Personal information
- Born: March 14, 1993 (age 33) Dallas, Texas
- Listed height: 6 ft 4 in (1.93 m)
- Listed weight: 200 lb (91 kg)

Career information
- High school: Lakeview Centennial (Garland, Texas)
- College: Texas Tech (2011–2016)
- NBA draft: 2016: undrafted
- Playing career: 2016–present

Career history
- 2016–2017: Koroivos Amaliadas
- 2017–2018: Cholet
- 2018–2019: Ifaistos Limnou
- 2019–2020: Beşiktaş
- 2020: MZT Skopje
- 2020–2021: Charilaos Trikoupis
- 2021–2023: CSO Voluntari
- 2023–2024: Oradea
- 2024–2025: Górnik Wałbrzych

Career highlights
- Polish Cup MVP (2025); Polish Cup winner (2025); Romanian Cup winner (2022);

= Toddrick Gotcher =

American basketball player

Toddrick Gotcher (born March 14, 1993) is an American professional basketball player who last played for Górnik Wałbrzych of the Orlen Basket Liga. He played college basketball for Texas Tech Red Raiders from 2011 until 2016. Gotcher entered the 2016 NBA draft, but was not selected in the draft's two rounds.

==High school career==
Gotcher played high school basketball at Lakeview Centennial in Garland, Texas. He was ranked as the No. 2 player in Texas. Gotcher went to the Texas State Finals two years in a row during his Junior and Senior year in high school. He averaged 16.4 points, 7.4 rebounds, 2.4 assists, and 1.5 steals per game.

==College career==
Gotcher played college basketball at Texas Tech University from 2011 to 2016 with Texas Tech Red Raiders. In his senior year, he averaged 10.9 points, 3.5 rebounds and 2.2 assists per game. He led his team to NCAA Tournament his senior year. He was named Big XII Honorable Mention his senior year.

==Professional career==
After going undrafted in the 2016 NBA draft, Gotcher signed with Koroivos Amaliadas of the Greek Basket League. On December 12, 2016, he was voted as the Stoiximan.gr MVP of the week after having 29 points, 10 rebounds and 1 assist against Aries Trikala. He was also voted as the Stoiximan.gr MVP of the week after having 26 points, 6 rebounds and 2 assist against Apollon Patras. At the end of the full season, Gotcher went on to average 12.9 points, 5.8 rebounds, 2.2 assists, and 1.6 steals in 26 games for Koroivos. During the season, Gotcher scored in double figures 17 times, having also 4 double-double in points and rebounds. Gotcher total stats were 1st in Three-Pointers made, 3rd in Total Points, 4th in Steals, and 5th in Total Rebounds.
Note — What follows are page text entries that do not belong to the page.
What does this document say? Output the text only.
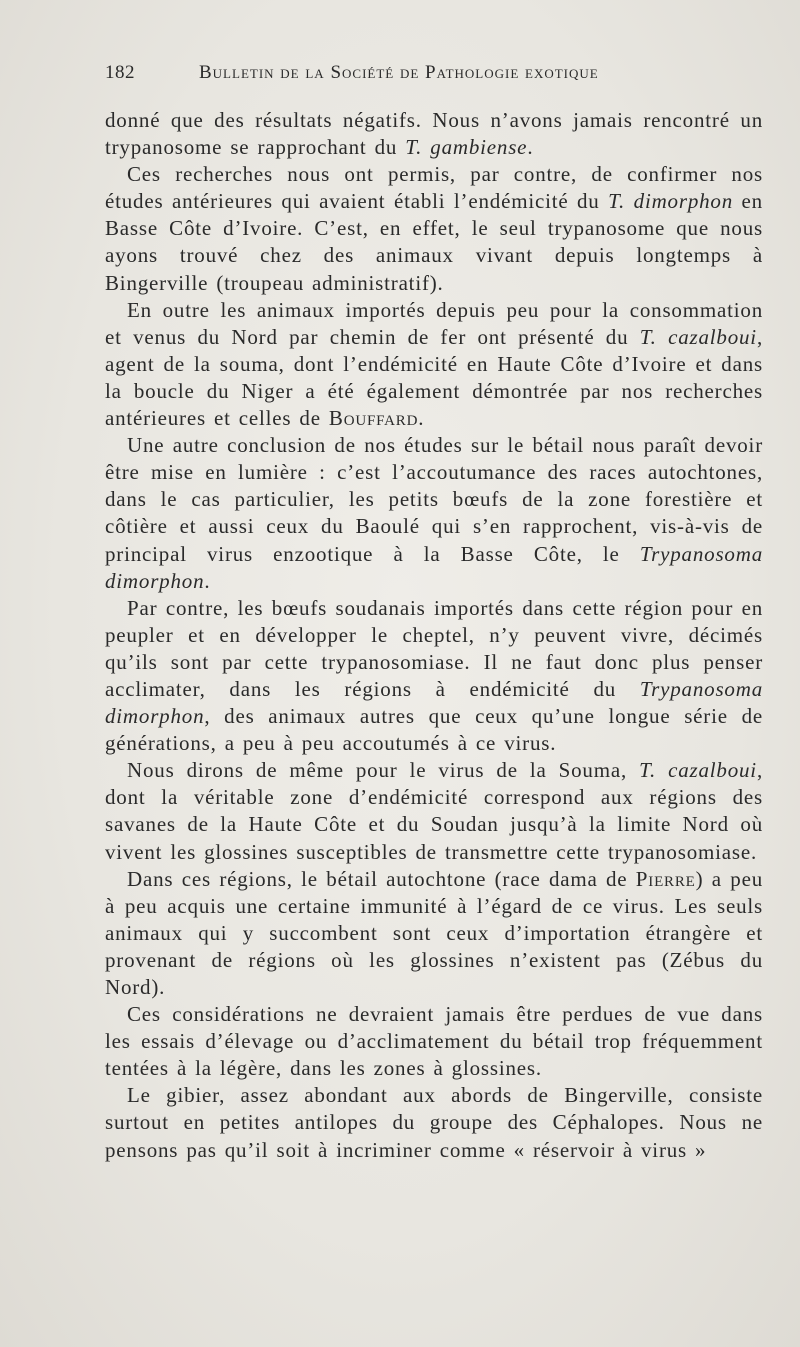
182	Bulletin de la Société de Pathologie exotique

donné que des résultats négatifs. Nous n’avons jamais rencontré un trypanosome se rapprochant du T. gambiense.

Ces recherches nous ont permis, par contre, de confirmer nos études antérieures qui avaient établi l’endémicité du T. dimorphon en Basse Côte d’Ivoire. C’est, en effet, le seul trypanosome que nous ayons trouvé chez des animaux vivant depuis longtemps à Bingerville (troupeau administratif).

En outre les animaux importés depuis peu pour la consommation et venus du Nord par chemin de fer ont présenté du T. cazalboui, agent de la souma, dont l’endémicité en Haute Côte d’Ivoire et dans la boucle du Niger a été également démontrée par nos recherches antérieures et celles de Bouffard.

Une autre conclusion de nos études sur le bétail nous paraît devoir être mise en lumière : c’est l’accoutumance des races autochtones, dans le cas particulier, les petits bœufs de la zone forestière et côtière et aussi ceux du Baoulé qui s’en rapprochent, vis-à-vis de principal virus enzootique à la Basse Côte, le Trypanosoma dimorphon.

Par contre, les bœufs soudanais importés dans cette région pour en peupler et en développer le cheptel, n’y peuvent vivre, décimés qu’ils sont par cette trypanosomiase. Il ne faut donc plus penser acclimater, dans les régions à endémicité du Trypanosoma dimorphon, des animaux autres que ceux qu’une longue série de générations, a peu à peu accoutumés à ce virus.

Nous dirons de même pour le virus de la Souma, T. cazalboui, dont la véritable zone d’endémicité correspond aux régions des savanes de la Haute Côte et du Soudan jusqu’à la limite Nord où vivent les glossines susceptibles de transmettre cette trypanosomiase.

Dans ces régions, le bétail autochtone (race dama de Pierre) a peu à peu acquis une certaine immunité à l’égard de ce virus. Les seuls animaux qui y succombent sont ceux d’importation étrangère et provenant de régions où les glossines n’existent pas (Zébus du Nord).

Ces considérations ne devraient jamais être perdues de vue dans les essais d’élevage ou d’acclimatement du bétail trop fréquemment tentées à la légère, dans les zones à glossines.

Le gibier, assez abondant aux abords de Bingerville, consiste surtout en petites antilopes du groupe des Céphalopes. Nous ne pensons pas qu’il soit à incriminer comme « réservoir à virus »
On July 17, 2017, Gotcher joined Cholet of the French LNB Pro A.

On August 19, 2019, he has signed with Beşiktaş Sompo Japan.

On August 20, 2020, Gotcher joined MZT Skopje. In December of the same year, he left MZT and returned to Greece, joining Charilaos Trikoupis of the Greek Basket League. Gotcher averaged 18.8 points, 4.9 rebounds and 2.9 assists per game.

On August 2, 2021, he signed a two-year deal with CSO Voluntari of the Liga Națională. On February 19, 2022, Voluntari won the Romanian Cup after a final in which Gotcher scored 18 points, 6 rebounds and 5 assists.

On July 23, 2024, he signed with Górnik Wałbrzych of the Polish Basketball League (PLK).